"Aku sudah siapkan curriculum vitae terbarumu, semua kopian sertifikat, juga lamaran yang tinggal kau edit," ucap Audrey yang tak lagi tersenyum, menantang Astu menuju gelap bersamanya. "Aku sudah memilihmu, aku berharap padamu, aku perlu wujud cintamu padaku," tambahnya.
Astu tertunduk, memandang lantai seolah jurang, ia harus putuskan apakah tetap atau menyebarangi jurang itu bersama Audrey. Kira-kira sepuluhan menit mereka terdiam, Astu mengusap-usap kening dengan kedua jarinya, Audrey sedari tadi menyelipkan jari-jari tangannya diantara sofa dan pahanya untuk menghangatkan tubuhnya tapi tidak membuat hatinya hangat.
Cinta mereka sedang mengeras menuju beku. Di relung yang dalam, keduanya ingin saling menghangatkan agar cinta itu kembali lembut. Tetapi Astu menggeser kertas itu menjauh darinya, telah ia putuskan untuk menjatuhkan cintanya yang beku itu kemudian remuk berkeping. Audrey tak bergegas memungut serpihan cinta Astu, ia tersenyum pada Astu yang tak memandangnya sembari mengemasi benda-bendanya dari atas meja, termasuk kertas itu. Audrey juga sengaja menjatuhkan cintanya di hadapan Astu.
Audrey tak tahan memandang serpihan cinta mereka yang bercampur, begitu indah dengan warna-warni kisah mereka. Ia menghampiri Astu yang sedari tadi berpaling  muka, tanda tak berani berperang rasa. Ia memeluk Astu dari belakang, sisa-sisa serpihan cintanya mencair melalui matanya, ia semakin mendekap Astu sehingga cairan yang sama serasa penuh di mata kekasihnya itu. Audrey mencium sebelah pipi Astu, menumpahkan cintanya di bagian yang dulu sering ia cubit penuh gemas dan sayang, kemudian pergi. Ia setangah berlari sembil mengusap cintanya yang tumpah. Astu memandang Audrey untuk terakhir kalinya, cintanya pun tumpah, melewati rambut halus di dagunya.

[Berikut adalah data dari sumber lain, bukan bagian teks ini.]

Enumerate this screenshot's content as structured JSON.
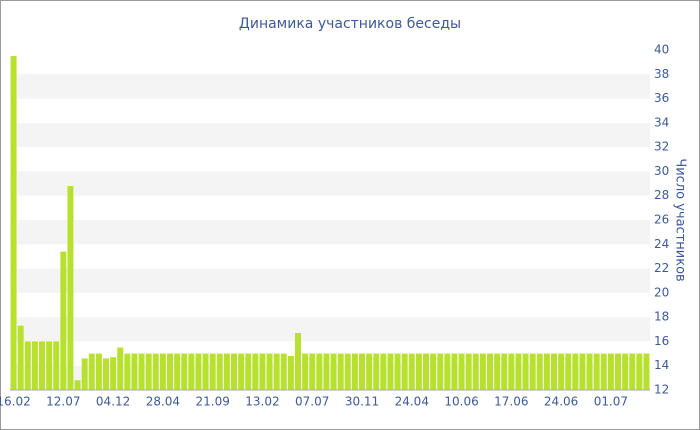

Audrey melemparkan tubuhnya ke ranjang, ia menangis sejadinya, membenamkan wajahnya ke bantal dan berteriak sejadinya. Baru ia sadari, ternyata sisa cinta dalam hatinya lebih banyak dari yang ia pecahkan tadi, ingin ia menahan agar cinta itu tak terus deras namun ia tak mampu, seolah cinta itu memang ingin keluar.
Astu masih di tempat yang sama, cinta itu tak terlihat tumpah dari matanya, orang kira ia masih mampu menyimpannya. Tetapi cinta itu keluar dalam rupa nafas, setiap hembusan nafas adalah cinta dari hatinya dan terus menghabis. Ia juga ingin menahannya namun tak mampu dan cinta itu terus menghembus.
Tiga tahun berselang Audrey harus menyesuikan tubuhnya membonceng Yamaha R1M, jognya lebih keras dari Vespa Astu, juga jauh lebih tinggi. Ia juga membiasakan diri untuk memeluk erat Wilfred, bukan karena kedekatan tetapi karena takut dengan kecepatan 100 km per jam atau lebih. Ia sebenarnya lebih menikmati 40 km per jam bersama Astu, mereka masih bisa tertawa sambil makan bakso tusuk atau cilok.
Sebagai manager pemasaran Audrey kerap menggunakan jasa perusahaan event organizer milik Wilfred Kinara. Wilfred selalu memastikan project yang ia jalankan berjalan lancar, terlebih jika berurusan dengan perusahan besar tempat Audrey bekerja. Beberapa kali mereka bertemu untuk memastikan kebutuhan dan kewajiban kedua perusahaan berjalan lancar.
"Drey, makan yuk," ajak Wilfred saat Audrey membuka pintu kamarnya. Mata Wilfred melirik belahan dada di depannya, Audrey yang hanya berpakaian tidur membuat dadanya berdegub.
"Boleh, masuk dulu deh, aku ganti baju dulu," tanggap Audrey yang melihat Wilfred sudah berpakaian rapi.
Wilfred menunggu di selasar kamar dan tak lama kemudian Audrey siap dengan jeans hitam dan kemeja merah maroon.